Miss Pringle frankly admired Orrin, treated Hiram as though she had known him all his life, and could not keep from hugging the fresh-faced and grinning Jim if he chanced to sit next to her on a straw ride or in any other free-and-easy assembly.
Yancey Battick once remarked to Hiram, and with vast disapproval: "They can't come too young for Delia. She'd rob the cradle, she would!"
"You're unfair to Miss Pringle, Mr. Battick," Hiram told him. "She is the best-hearted girl around here."
"Girl!" snorted Battick, with emphasis.
It was in January that something happened to Yancey Battick that was bound to change that misanthrope's attitude toward most of the world, and should have changed it particularly toward Miss Pringle. All through the winter up to that time, Battick could have been seen frequently walking about the lower end of the wheat field where his new seed was planted.
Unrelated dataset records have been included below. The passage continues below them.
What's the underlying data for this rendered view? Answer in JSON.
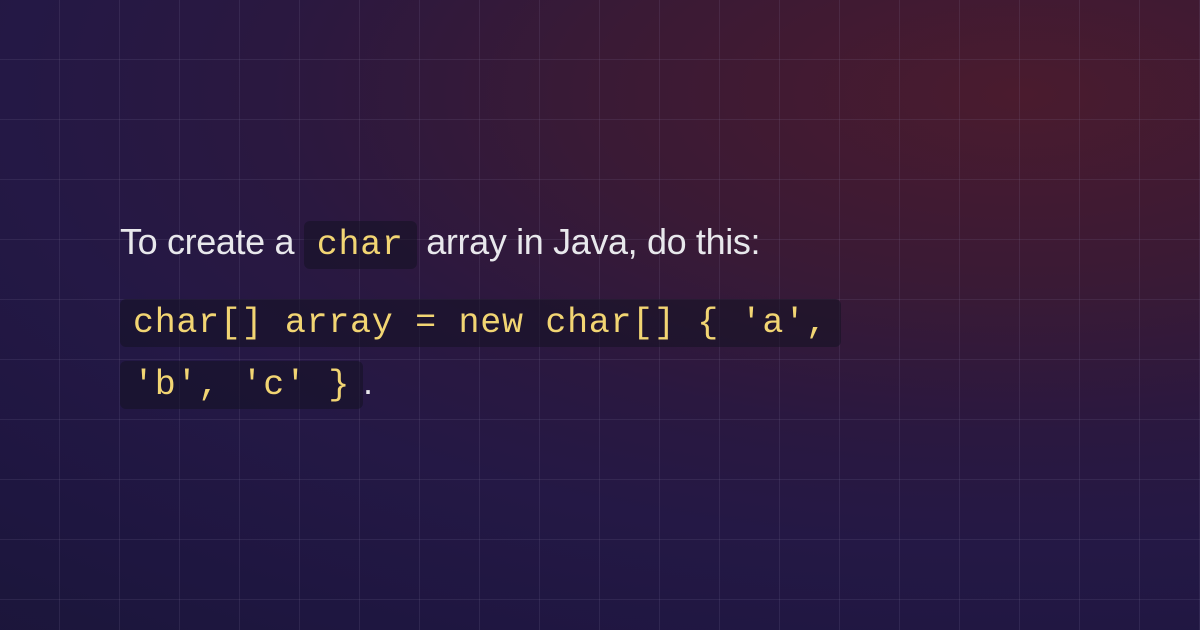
{
  "colors": {
    "text": "#e8e8ec",
    "code_text": "#f2d573",
    "code_bg": "rgba(20, 18, 35, 0.55)"
  },
  "text": {
    "line1_part1": "To create a ",
    "line1_code": "char",
    "line1_part2": " array in Java, do this: ",
    "line2_code1": "char[] array = new char[] { 'a',",
    "line2_code2": "'b', 'c' }",
    "line2_period": "."
  }
}
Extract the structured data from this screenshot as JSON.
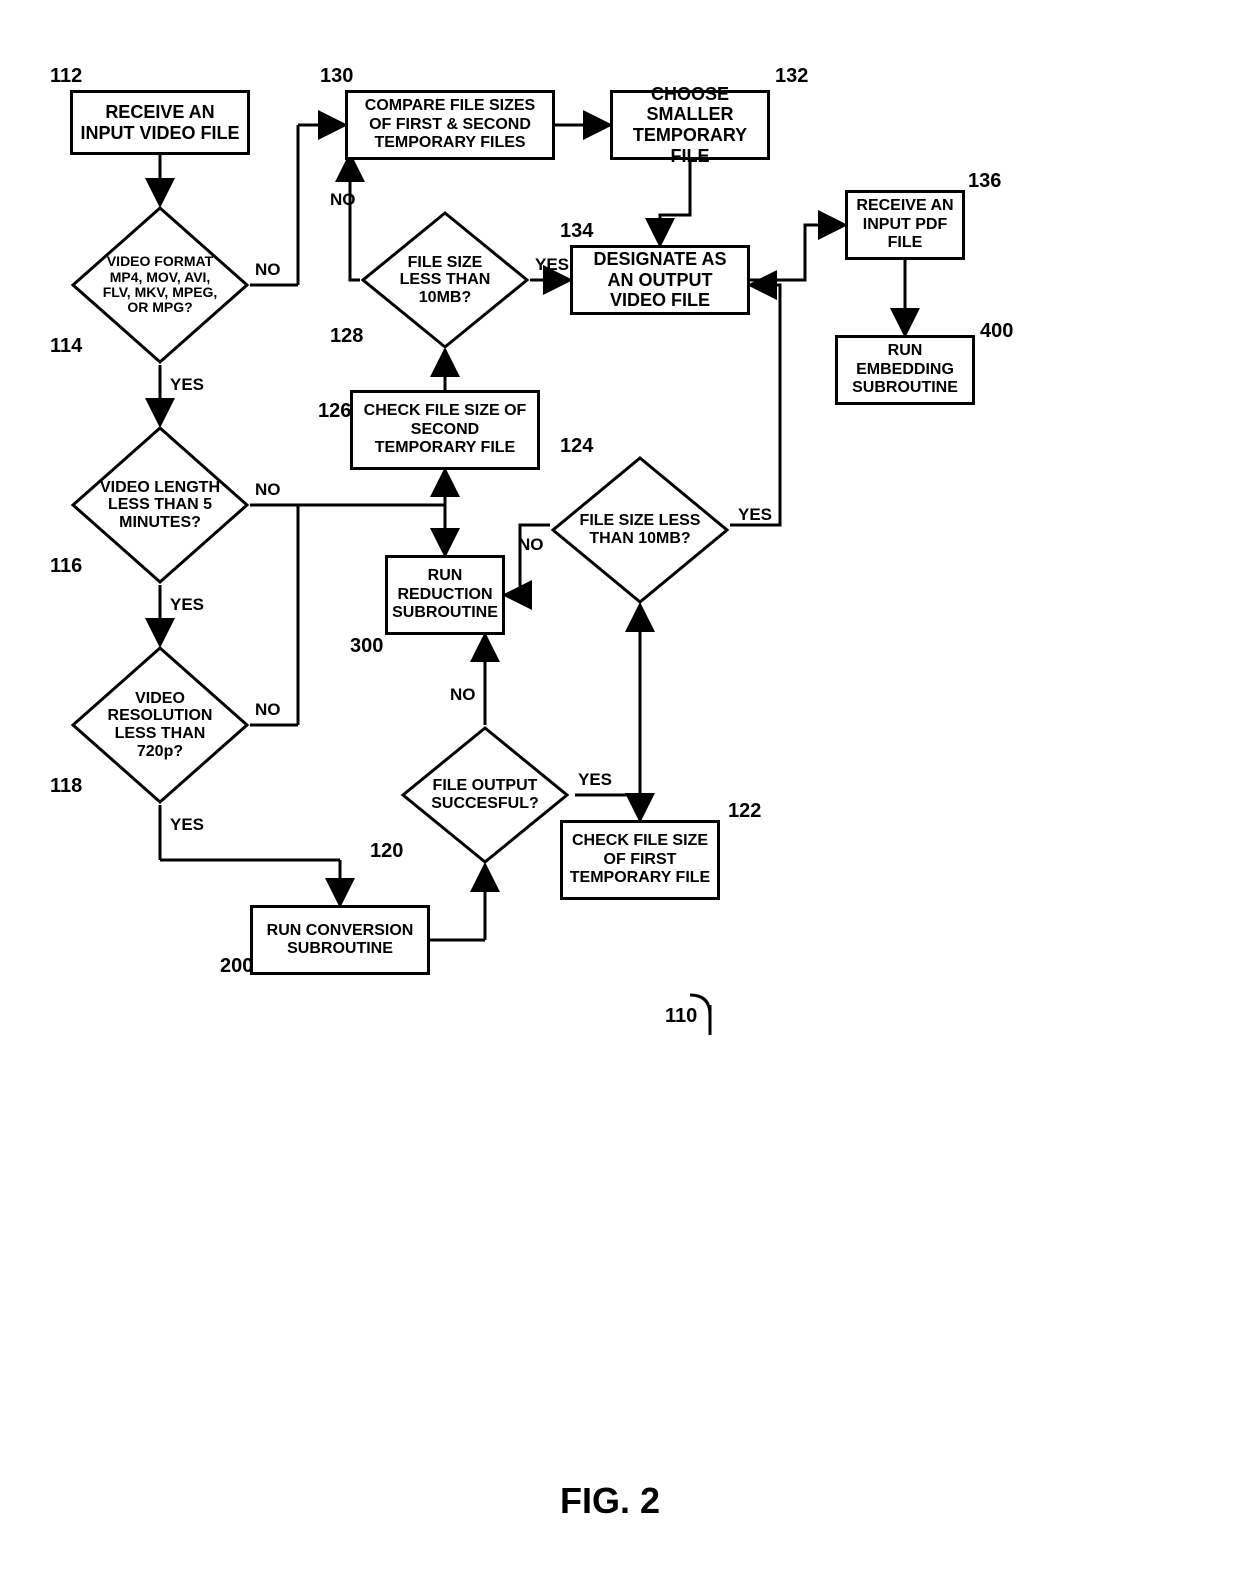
{
  "figure_label": "FIG. 2",
  "entry_node_ref_number": "110",
  "boxes": {
    "b112": {
      "text": "RECEIVE AN INPUT VIDEO FILE",
      "ref": "112"
    },
    "b130": {
      "text": "COMPARE FILE SIZES OF FIRST & SECOND TEMPORARY FILES",
      "ref": "130"
    },
    "b132": {
      "text": "CHOOSE SMALLER TEMPORARY FILE",
      "ref": "132"
    },
    "b134": {
      "text": "DESIGNATE AS AN OUTPUT VIDEO FILE",
      "ref": "134"
    },
    "b136": {
      "text": "RECEIVE AN INPUT PDF FILE",
      "ref": "136"
    },
    "b400": {
      "text": "RUN EMBEDDING SUBROUTINE",
      "ref": "400"
    },
    "b126": {
      "text": "CHECK FILE SIZE OF SECOND TEMPORARY FILE",
      "ref": "126"
    },
    "b300": {
      "text": "RUN REDUCTION SUBROUTINE",
      "ref": "300"
    },
    "b122": {
      "text": "CHECK FILE SIZE OF FIRST TEMPORARY FILE",
      "ref": "122"
    },
    "b200": {
      "text": "RUN CONVERSION SUBROUTINE",
      "ref": "200"
    }
  },
  "diamonds": {
    "d114": {
      "text": "VIDEO FORMAT MP4, MOV, AVI, FLV, MKV, MPEG, OR MPG?",
      "ref": "114"
    },
    "d116": {
      "text": "VIDEO LENGTH LESS THAN 5 MINUTES?",
      "ref": "116"
    },
    "d118": {
      "text": "VIDEO RESOLUTION LESS THAN 720p?",
      "ref": "118"
    },
    "d128": {
      "text": "FILE SIZE LESS THAN 10MB?",
      "ref": "128"
    },
    "d124": {
      "text": "FILE SIZE LESS THAN 10MB?",
      "ref": "124"
    },
    "d120": {
      "text": "FILE OUTPUT SUCCESFUL?",
      "ref": "120"
    }
  },
  "edge_labels": {
    "d114_yes": "YES",
    "d114_no": "NO",
    "d116_yes": "YES",
    "d116_no": "NO",
    "d118_yes": "YES",
    "d118_no": "NO",
    "d128_yes": "YES",
    "d128_no": "NO",
    "d124_yes": "YES",
    "d124_no": "NO",
    "d120_yes": "YES",
    "d120_no": "NO"
  },
  "chart_data": {
    "type": "flowchart",
    "title": "FIG. 2",
    "nodes": [
      {
        "id": "110",
        "type": "entry",
        "label": ""
      },
      {
        "id": "112",
        "type": "process",
        "label": "RECEIVE AN INPUT VIDEO FILE"
      },
      {
        "id": "114",
        "type": "decision",
        "label": "VIDEO FORMAT MP4, MOV, AVI, FLV, MKV, MPEG, OR MPG?"
      },
      {
        "id": "116",
        "type": "decision",
        "label": "VIDEO LENGTH LESS THAN 5 MINUTES?"
      },
      {
        "id": "118",
        "type": "decision",
        "label": "VIDEO RESOLUTION LESS THAN 720p?"
      },
      {
        "id": "200",
        "type": "process",
        "label": "RUN CONVERSION SUBROUTINE"
      },
      {
        "id": "120",
        "type": "decision",
        "label": "FILE OUTPUT SUCCESFUL?"
      },
      {
        "id": "122",
        "type": "process",
        "label": "CHECK FILE SIZE OF FIRST TEMPORARY FILE"
      },
      {
        "id": "124",
        "type": "decision",
        "label": "FILE SIZE LESS THAN 10MB?"
      },
      {
        "id": "300",
        "type": "process",
        "label": "RUN REDUCTION SUBROUTINE"
      },
      {
        "id": "126",
        "type": "process",
        "label": "CHECK FILE SIZE OF SECOND TEMPORARY FILE"
      },
      {
        "id": "128",
        "type": "decision",
        "label": "FILE SIZE LESS THAN 10MB?"
      },
      {
        "id": "130",
        "type": "process",
        "label": "COMPARE FILE SIZES OF FIRST & SECOND TEMPORARY FILES"
      },
      {
        "id": "132",
        "type": "process",
        "label": "CHOOSE SMALLER TEMPORARY FILE"
      },
      {
        "id": "134",
        "type": "process",
        "label": "DESIGNATE AS AN OUTPUT VIDEO FILE"
      },
      {
        "id": "136",
        "type": "process",
        "label": "RECEIVE AN INPUT PDF FILE"
      },
      {
        "id": "400",
        "type": "process",
        "label": "RUN EMBEDDING SUBROUTINE"
      }
    ],
    "edges": [
      {
        "from": "110",
        "to": "112"
      },
      {
        "from": "112",
        "to": "114"
      },
      {
        "from": "114",
        "to": "116",
        "label": "YES"
      },
      {
        "from": "114",
        "to": "130",
        "label": "NO"
      },
      {
        "from": "116",
        "to": "118",
        "label": "YES"
      },
      {
        "from": "116",
        "to": "300",
        "label": "NO"
      },
      {
        "from": "118",
        "to": "200",
        "label": "YES"
      },
      {
        "from": "118",
        "to": "300",
        "label": "NO"
      },
      {
        "from": "200",
        "to": "120"
      },
      {
        "from": "120",
        "to": "122",
        "label": "YES"
      },
      {
        "from": "120",
        "to": "300",
        "label": "NO"
      },
      {
        "from": "122",
        "to": "124"
      },
      {
        "from": "124",
        "to": "134",
        "label": "YES"
      },
      {
        "from": "124",
        "to": "300",
        "label": "NO"
      },
      {
        "from": "300",
        "to": "126"
      },
      {
        "from": "126",
        "to": "128"
      },
      {
        "from": "128",
        "to": "134",
        "label": "YES"
      },
      {
        "from": "128",
        "to": "130",
        "label": "NO"
      },
      {
        "from": "130",
        "to": "132"
      },
      {
        "from": "132",
        "to": "134"
      },
      {
        "from": "134",
        "to": "136"
      },
      {
        "from": "136",
        "to": "400"
      }
    ]
  }
}
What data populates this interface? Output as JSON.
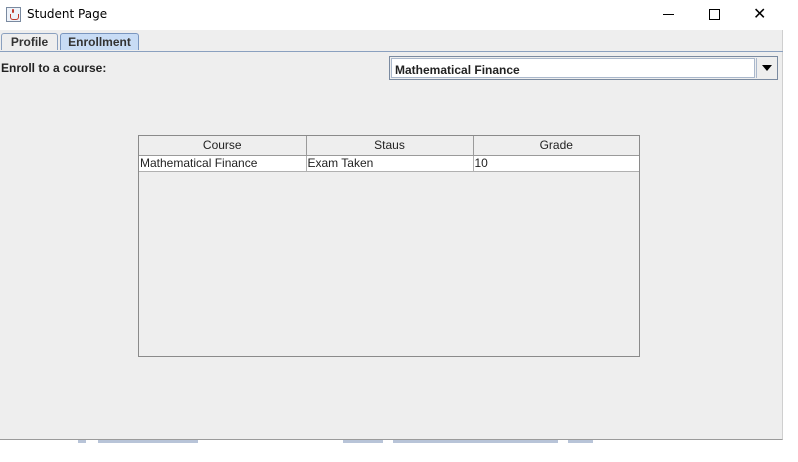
{
  "window": {
    "title": "Student Page",
    "controls": {
      "minimize": "—",
      "close": "✕"
    }
  },
  "tabs": [
    {
      "label": "Profile",
      "selected": false
    },
    {
      "label": "Enrollment",
      "selected": true
    }
  ],
  "enroll": {
    "label": "Enroll to a course:",
    "selected_course": "Mathematical Finance"
  },
  "table": {
    "columns": [
      "Course",
      "Staus",
      "Grade"
    ],
    "rows": [
      [
        "Mathematical Finance",
        "Exam Taken",
        "10"
      ]
    ]
  },
  "colors": {
    "window_bg": "#eeeeee",
    "selected_tab": "#c8dcf5",
    "border": "#8aa0bf"
  },
  "icons": {
    "app": "java-cup-icon",
    "dropdown": "chevron-down-icon"
  }
}
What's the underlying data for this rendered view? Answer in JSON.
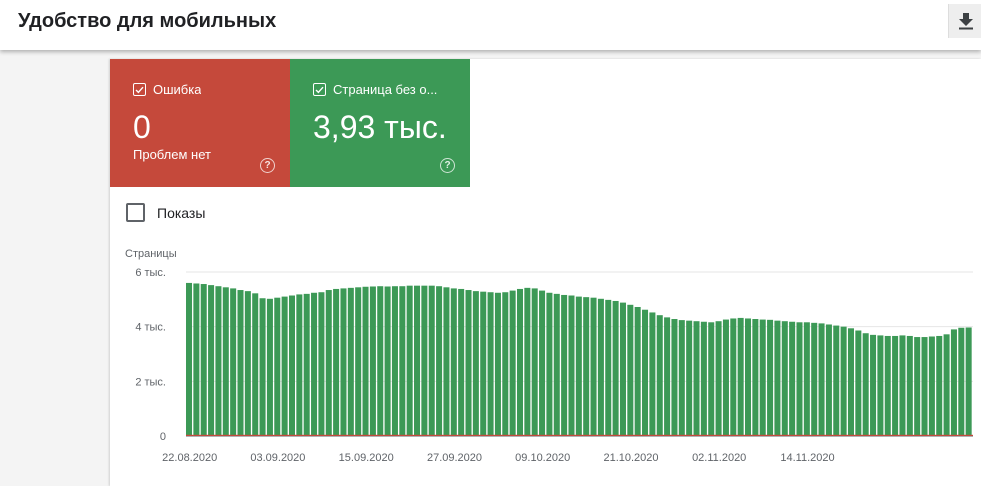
{
  "header": {
    "title": "Удобство для мобильных",
    "download_icon": "download-icon"
  },
  "tiles": {
    "error": {
      "label": "Ошибка",
      "value": "0",
      "sub": "Проблем нет",
      "color": "#c5493b",
      "checked": true
    },
    "valid": {
      "label": "Страница без о...",
      "value": "3,93 тыс.",
      "color": "#3c9956",
      "checked": true
    }
  },
  "impressions": {
    "label": "Показы",
    "checked": false
  },
  "chart_data": {
    "type": "bar",
    "ylabel": "Страницы",
    "ylim": [
      0,
      6000
    ],
    "yticks": [
      "0",
      "2 тыс.",
      "4 тыс.",
      "6 тыс."
    ],
    "ytick_values": [
      0,
      2000,
      4000,
      6000
    ],
    "xtick_labels": [
      "22.08.2020",
      "03.09.2020",
      "15.09.2020",
      "27.09.2020",
      "09.10.2020",
      "21.10.2020",
      "02.11.2020",
      "14.11.2020"
    ],
    "x_start": "22.08.2020",
    "grid": true,
    "series": [
      {
        "color": "#3c9956",
        "values": [
          5600,
          5580,
          5560,
          5520,
          5480,
          5440,
          5400,
          5340,
          5300,
          5220,
          5040,
          5020,
          5060,
          5100,
          5140,
          5180,
          5200,
          5240,
          5260,
          5340,
          5380,
          5400,
          5420,
          5440,
          5460,
          5470,
          5480,
          5470,
          5480,
          5480,
          5500,
          5500,
          5500,
          5500,
          5480,
          5440,
          5400,
          5380,
          5340,
          5300,
          5280,
          5260,
          5240,
          5260,
          5320,
          5380,
          5420,
          5400,
          5320,
          5240,
          5200,
          5160,
          5140,
          5100,
          5080,
          5060,
          5020,
          4980,
          4940,
          4880,
          4800,
          4720,
          4620,
          4520,
          4420,
          4340,
          4280,
          4240,
          4220,
          4200,
          4180,
          4160,
          4200,
          4260,
          4300,
          4320,
          4300,
          4280,
          4260,
          4250,
          4220,
          4200,
          4180,
          4160,
          4160,
          4140,
          4120,
          4080,
          4040,
          4000,
          3940,
          3860,
          3760,
          3700,
          3680,
          3660,
          3660,
          3680,
          3660,
          3620,
          3620,
          3640,
          3660,
          3720,
          3900,
          3960,
          3970
        ]
      },
      {
        "color": "#c5493b",
        "values": [
          0,
          0,
          0,
          0,
          0,
          0,
          0,
          0,
          0,
          0,
          0,
          0,
          0,
          0,
          0,
          0,
          0,
          0,
          0,
          0,
          0,
          0,
          0,
          0,
          0,
          0,
          0,
          0,
          0,
          0,
          0,
          0,
          0,
          0,
          0,
          0,
          0,
          0,
          0,
          0,
          0,
          0,
          0,
          0,
          0,
          0,
          0,
          0,
          0,
          0,
          0,
          0,
          0,
          0,
          0,
          0,
          0,
          0,
          0,
          0,
          0,
          0,
          0,
          0,
          0,
          0,
          0,
          0,
          0,
          0,
          0,
          0,
          0,
          0,
          0,
          0,
          0,
          0,
          0,
          0,
          0,
          0,
          0,
          0,
          0,
          0,
          0,
          0,
          0,
          0,
          0,
          0,
          0,
          0,
          0,
          0,
          0,
          0,
          0,
          0,
          0,
          0,
          0,
          0,
          0,
          0,
          0
        ]
      }
    ]
  }
}
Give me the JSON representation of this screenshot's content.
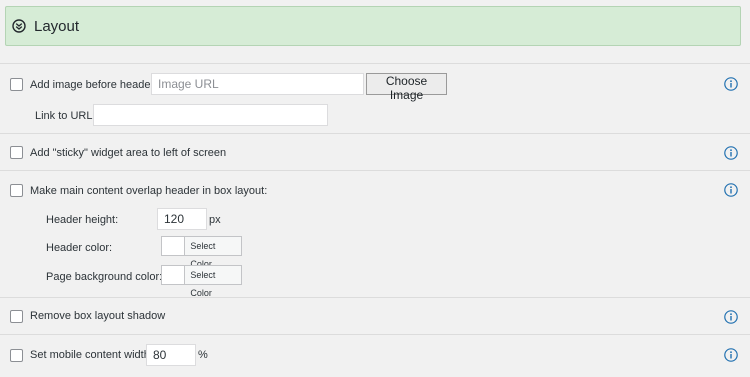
{
  "panel": {
    "title": "Layout",
    "icon": "chevron-circle-down-icon"
  },
  "header_image": {
    "label": "Add image before header:",
    "url_placeholder": "Image URL",
    "choose_button": "Choose Image",
    "link_label": "Link to URL:",
    "link_value": ""
  },
  "sticky_widget": {
    "label": "Add \"sticky\" widget area to left of screen"
  },
  "overlap": {
    "label": "Make main content overlap header in box layout:",
    "header_height_label": "Header height:",
    "header_height_value": "120",
    "header_height_unit": "px",
    "header_color_label": "Header color:",
    "header_color_button": "Select Color",
    "page_bg_label": "Page background color:",
    "page_bg_button": "Select Color"
  },
  "box_shadow": {
    "label": "Remove box layout shadow"
  },
  "mobile_width": {
    "label": "Set mobile content width:",
    "value": "80",
    "unit": "%"
  },
  "colors": {
    "header_bg": "#d6ecd6",
    "info_icon": "#2271b1"
  }
}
That he apprehended trouble at almost any time he frankly admitted to Hiram.
Sometimes in the middle of the night, or when the boys came home late after some party, or very early in the morning when they got up for some special purpose at Sunnyside Farm, they would see the spark of a wandering lantern down at that end of the twenty-acre lot. Battick was roaming about on the lookout for trouble.